O lucro foi puxado pelo maior faturamento com mídia nos shoppings e desenvolvimento imobiliário nos entornos. A empresa também conseguiu reduzir suas despesas, como resultado do programa de ganho de eficiência adotado desde o último ano.
O Ebitda (lucro antes dos juros, impostos, depreciação e amortização) ajustado somou R$ 525,3 milhões, avanço de 10,5% na mesma base de comparação anual. A margem Ebitda baixou 0,7 pontos porcentuais, para 71,7%.
O FFO (lucro líquido excluindo depreciação, amortização e efeitos não caixa) chegou a R$ 340,8 milhões, de crescimento de 12,0%, enquanto a margem FFO teve um aumento de 0,1 ponto porcentual, para 46,5%. Já a receita líquida totalizou R$ 732,3 milhões, subida de 11,6%.
“Estamos entregando resultados com muita consistência”, ressaltou a diretora Financeira e de Relações com Investidores, Daniella Guanabara. “Temos negócio de mídia que está muito forte e ajudou os negócios da empresa”.
O destaque do período foi a Hello, empresa de mídia em telas de shoppings e espaços comerciais. Em maio, o consórcio formado por Helloo e a empresa Neooh venceu a licitação aberta pela Aena para exploração da mídia publicitária em telas de 17 aeroportos, entre eles Congonhas.

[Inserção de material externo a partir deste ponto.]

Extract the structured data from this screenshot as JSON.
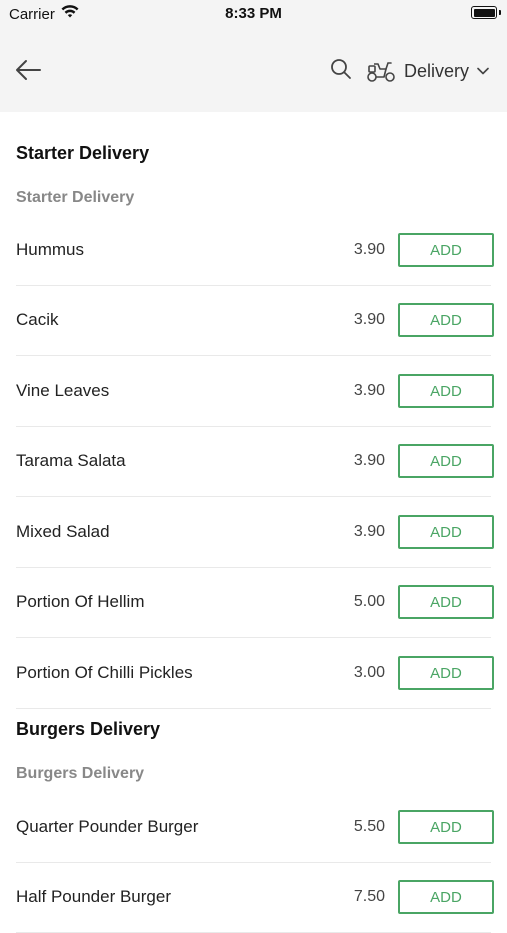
{
  "status_bar": {
    "carrier": "Carrier",
    "time": "8:33 PM"
  },
  "nav": {
    "back_icon": "arrow-left-icon",
    "search_icon": "search-icon",
    "mode_icon": "scooter-icon",
    "mode_label": "Delivery",
    "dropdown_icon": "chevron-down-icon"
  },
  "sections": [
    {
      "title": "Starter Delivery",
      "subtitle": "Starter Delivery",
      "items": [
        {
          "name": "Hummus",
          "price": "3.90",
          "button": "ADD"
        },
        {
          "name": "Cacik",
          "price": "3.90",
          "button": "ADD"
        },
        {
          "name": "Vine Leaves",
          "price": "3.90",
          "button": "ADD"
        },
        {
          "name": "Tarama Salata",
          "price": "3.90",
          "button": "ADD"
        },
        {
          "name": "Mixed Salad",
          "price": "3.90",
          "button": "ADD"
        },
        {
          "name": "Portion Of Hellim",
          "price": "5.00",
          "button": "ADD"
        },
        {
          "name": "Portion Of Chilli Pickles",
          "price": "3.00",
          "button": "ADD"
        }
      ]
    },
    {
      "title": "Burgers Delivery",
      "subtitle": "Burgers Delivery",
      "items": [
        {
          "name": "Quarter Pounder Burger",
          "price": "5.50",
          "button": "ADD"
        },
        {
          "name": "Half Pounder Burger",
          "price": "7.50",
          "button": "ADD"
        }
      ]
    }
  ],
  "colors": {
    "accent": "#4aa564",
    "header_bg": "#f4f4f4"
  }
}
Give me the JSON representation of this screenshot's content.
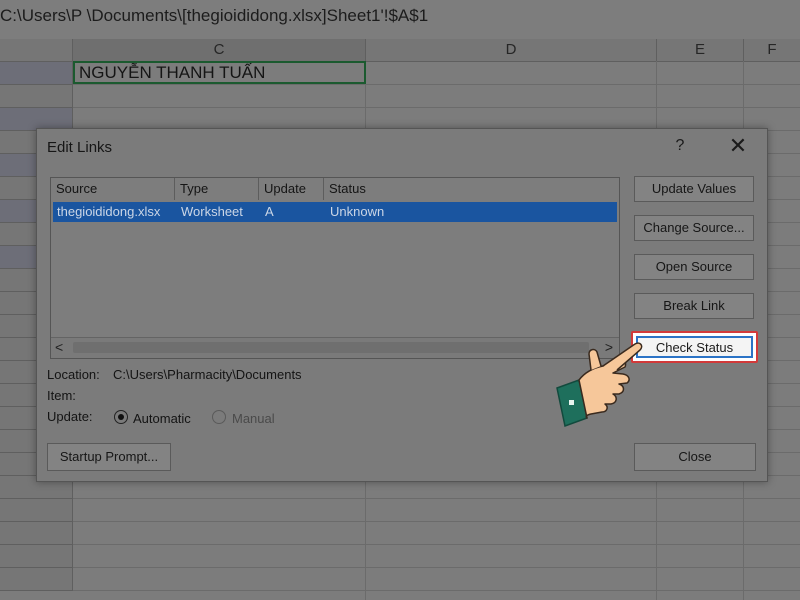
{
  "formula_bar": {
    "text": "C:\\Users\\P           \\Documents\\[thegioididong.xlsx]Sheet1'!$A$1"
  },
  "sheet": {
    "columns": [
      {
        "label": "C",
        "selected": true
      },
      {
        "label": "D",
        "selected": false
      },
      {
        "label": "E",
        "selected": false
      },
      {
        "label": "F",
        "selected": false
      }
    ],
    "active_cell_value": "NGUYỄN THANH TUẤN"
  },
  "dialog": {
    "title": "Edit Links",
    "help": "?",
    "close": "✕",
    "list": {
      "headers": [
        "Source",
        "Type",
        "Update",
        "Status"
      ],
      "rows": [
        {
          "source": "thegioididong.xlsx",
          "type": "Worksheet",
          "update": "A",
          "status": "Unknown"
        }
      ],
      "scroll_left": "<",
      "scroll_right": ">"
    },
    "location_label": "Location:",
    "location_value": "C:\\Users\\Pharmacity\\Documents",
    "item_label": "Item:",
    "update_label": "Update:",
    "automatic_label": "Automatic",
    "manual_label": "Manual",
    "update_mode": "Automatic",
    "buttons": {
      "update_values": "Update Values",
      "change_source": "Change Source...",
      "open_source": "Open Source",
      "break_link": "Break Link",
      "check_status": "Check Status",
      "startup_prompt": "Startup Prompt...",
      "close": "Close"
    }
  },
  "colors": {
    "highlight_border": "#d23a3a",
    "selection": "#1a55a0",
    "skin": "#f6c79a",
    "cuff": "#1e6f5c"
  },
  "icons": [
    "pointing-hand-icon",
    "help-icon",
    "close-icon",
    "radio-selected-icon",
    "radio-unselected-icon"
  ]
}
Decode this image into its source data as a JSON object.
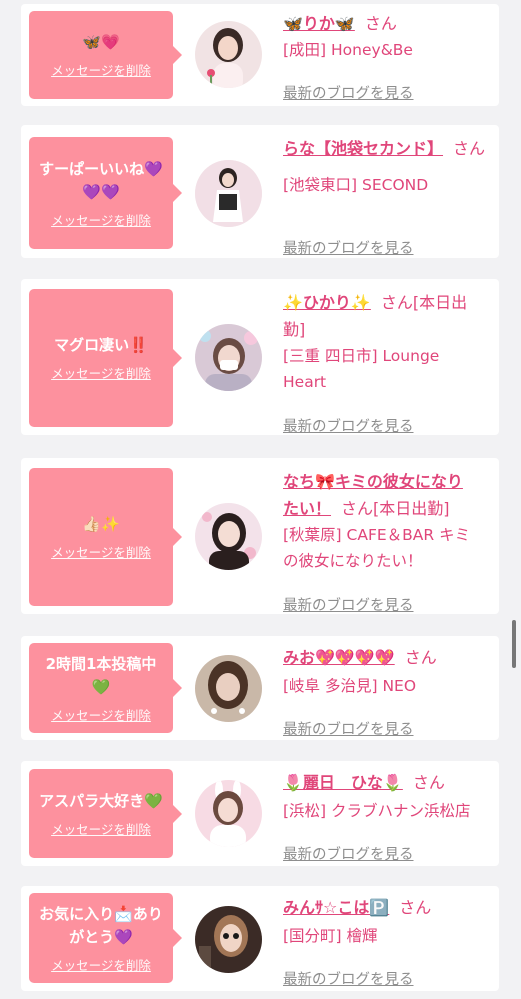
{
  "cards": [
    {
      "message": "🦋💗",
      "delete_label": "メッセージを削除",
      "name": "🦋りか🦋",
      "san": "さん",
      "shop_lines": [
        "[成田] Honey&Be"
      ],
      "blog_label": "最新のブログを見る"
    },
    {
      "message": "すーぱーいいね💜\n💜💜",
      "delete_label": "メッセージを削除",
      "name": "らな【池袋セカンド】",
      "san": "さん",
      "shop_lines": [
        "[池袋東口] SECOND"
      ],
      "blog_label": "最新のブログを見る"
    },
    {
      "message": "マグロ凄い‼️",
      "delete_label": "メッセージを削除",
      "name": "✨ひかり✨",
      "san": "さん[本日出",
      "name_extra": "勤]",
      "shop_lines": [
        "[三重 四日市] Lounge",
        "Heart"
      ],
      "blog_label": "最新のブログを見る"
    },
    {
      "message": "👍🏻✨",
      "delete_label": "メッセージを削除",
      "name": "なち🎀キミの彼女になり",
      "name_cont": "たい！",
      "san": "さん[本日出勤]",
      "shop_lines": [
        "[秋葉原] CAFE＆BAR キミ",
        "の彼女になりたい！"
      ],
      "blog_label": "最新のブログを見る"
    },
    {
      "message": "2時間1本投稿中\n💚",
      "delete_label": "メッセージを削除",
      "name": "みお💖💖💖💖",
      "san": "さん",
      "shop_lines": [
        "[岐阜 多治見] NEO"
      ],
      "blog_label": "最新のブログを見る"
    },
    {
      "message": "アスパラ大好き💚",
      "delete_label": "メッセージを削除",
      "name": "🌷麗日　ひな🌷",
      "san": "さん",
      "shop_lines": [
        "[浜松] クラブハナン浜松店"
      ],
      "blog_label": "最新のブログを見る"
    },
    {
      "message": "お気に入り📩あり\nがとう💜",
      "delete_label": "メッセージを削除",
      "name": "みんｻ☆こは🅿️",
      "san": "さん",
      "shop_lines": [
        "[国分町] 檜輝"
      ],
      "blog_label": "最新のブログを見る"
    }
  ]
}
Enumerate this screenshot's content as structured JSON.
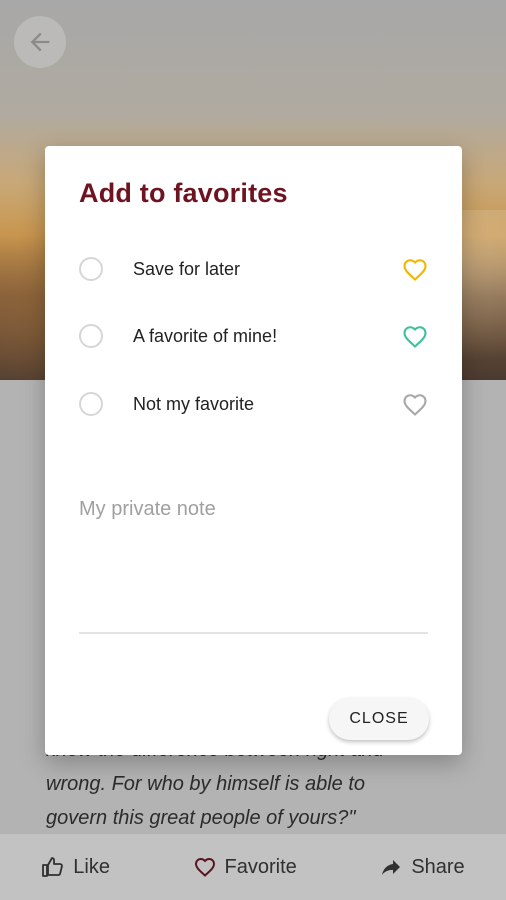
{
  "background": {
    "quote_line_1": "know the difference between right and",
    "quote_line_2": "wrong. For who by himself is able to",
    "quote_line_3": "govern this great people of yours?\"",
    "bottom_bar": {
      "like_label": "Like",
      "favorite_label": "Favorite",
      "share_label": "Share"
    }
  },
  "dialog": {
    "title": "Add to favorites",
    "options": [
      {
        "label": "Save for later",
        "heart_icon": "heart-outline-icon",
        "heart_color": "#f2b600"
      },
      {
        "label": "A favorite of mine!",
        "heart_icon": "heart-outline-icon",
        "heart_color": "#3cc19a"
      },
      {
        "label": "Not my favorite",
        "heart_icon": "heart-outline-icon",
        "heart_color": "#a8a8a8"
      }
    ],
    "note_placeholder": "My private note",
    "note_value": "",
    "close_label": "CLOSE"
  },
  "colors": {
    "title": "#6e1421",
    "radio_border": "#d6d6d6"
  }
}
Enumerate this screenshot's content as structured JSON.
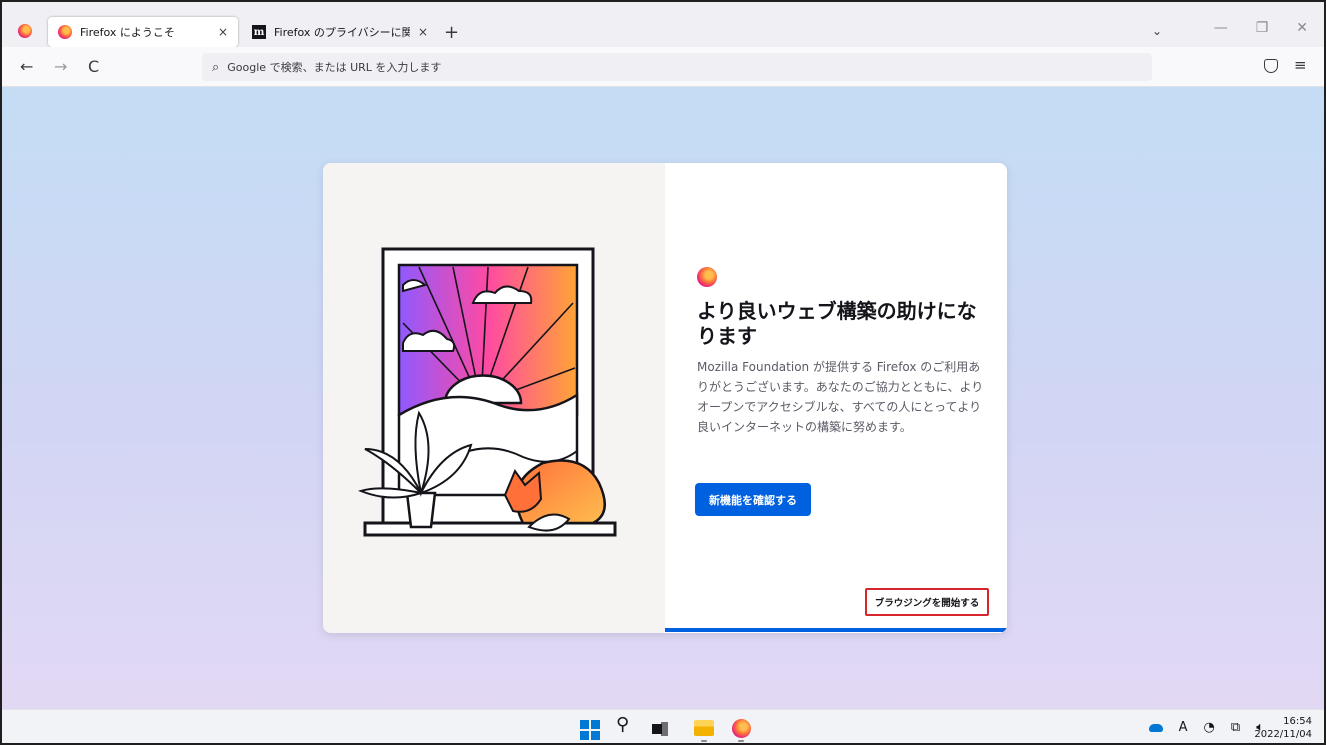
{
  "browser": {
    "tabs": [
      {
        "label": "Firefox にようこそ",
        "close": "×",
        "active": true
      },
      {
        "label": "Firefox のプライバシーに関する通知",
        "close": "×",
        "active": false
      }
    ],
    "new_tab": "+",
    "tab_list": "⌄",
    "window_controls": {
      "minimize": "—",
      "restore": "❐",
      "close": "✕"
    }
  },
  "nav": {
    "back": "←",
    "forward": "→",
    "reload": "C",
    "url_placeholder": "Google で検索、または URL を入力します",
    "menu": "≡"
  },
  "welcome": {
    "headline": "より良いウェブ構築の助けになります",
    "body": "Mozilla Foundation が提供する Firefox のご利用ありがとうございます。あなたのご協力とともに、よりオープンでアクセシブルな、すべての人にとってより良いインターネットの構築に努めます。",
    "primary_button": "新機能を確認する",
    "secondary_button": "ブラウジングを開始する",
    "progress_fraction": 0.5
  },
  "taskbar": {
    "search_glyph": "⚲",
    "tray_ime": "A",
    "tray_clock_glyph": "◔",
    "tray_display_glyph": "⧉",
    "tray_volume_glyph": "🔈︎",
    "time": "16:54",
    "date": "2022/11/04"
  },
  "colors": {
    "accent": "#0061e0",
    "highlight_border": "#d7262b"
  }
}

Além disso, a Copa do Mundo atraiu mais anunciantes, apontou a diretora. Isso ajudou a encorpar o faturamento com serviços, que aumentou 39,6%, para R$ 115,9 milhões.
Nas demais linhas, a receita de locação chegou a R$ 498,7 milhões, avanço de 2,6%. A receita de estacionamentos foi a R$ 132,8 milhões, aumento de 6,2%.
Em “outras receitas”, linha que computa atividade no setor imobiliário, foram R$ 30,9 milhões, seis vezes o registrado um ano antes, puxado pela assinatura de escrituras para o projeto do grupo em Uberlândia (MG).
Outro destaque positivo foram as despesas com vendas, gerais e administrativas, que caíram 5,6% na comparação anual, para R$ 105,8 milhões. A diretora Financeira citou que isso foi efeito do programa ‘Simplifica Allos’, com adoção de medidas para ganho de eficiência e uso de inteligência artificial para agilizar atividades.
O resultado financeiro (saldo entre receitas e despesas financeiras) ficou em despesa de R$ 108 milhões, que foi 11,3% maior na comparação anual. A Allos fechou o trimestre com dívida líquida de R$ 3,7 bilhões e alavancagem de 1,7 vez.
Operacional
As vendas nos shoppings da Allos cresceram 3,4% no segundo trimestre deste ano perante o mesmo intervalo de 2025, chegando a R$ 10,5 bilhões. Sem considerar o Shopping Tijuca – que passou por sinistro – as vendas teriam subido 4,6%.
As vendas nas mesmas lojas aumentaram 2,4%, e os aluguéis nas mesmas lojas avançaram 3,2%.
“Considero esses números bastante sólidos e relevantes”, disse Daniella. “Com o fim da Copa, voltamos a ter aceleração nas vendas a partir da segunda quinzena de julho. Esse período também foi bastante ajudado por filmes de grande bilheteria, como Odisseia e o Homem-Aranha”, apontou.
A ocupação dos shoppings foi a 96,2%, leve baixa de 0,2 ponto porcentual. E a inadimplência líquida dos lojistas chegou a 1,4%, baixa de 0,5 ponto porcentual. “A demanda de lojistas continuou sendo muito relevante no trimestre”, disse.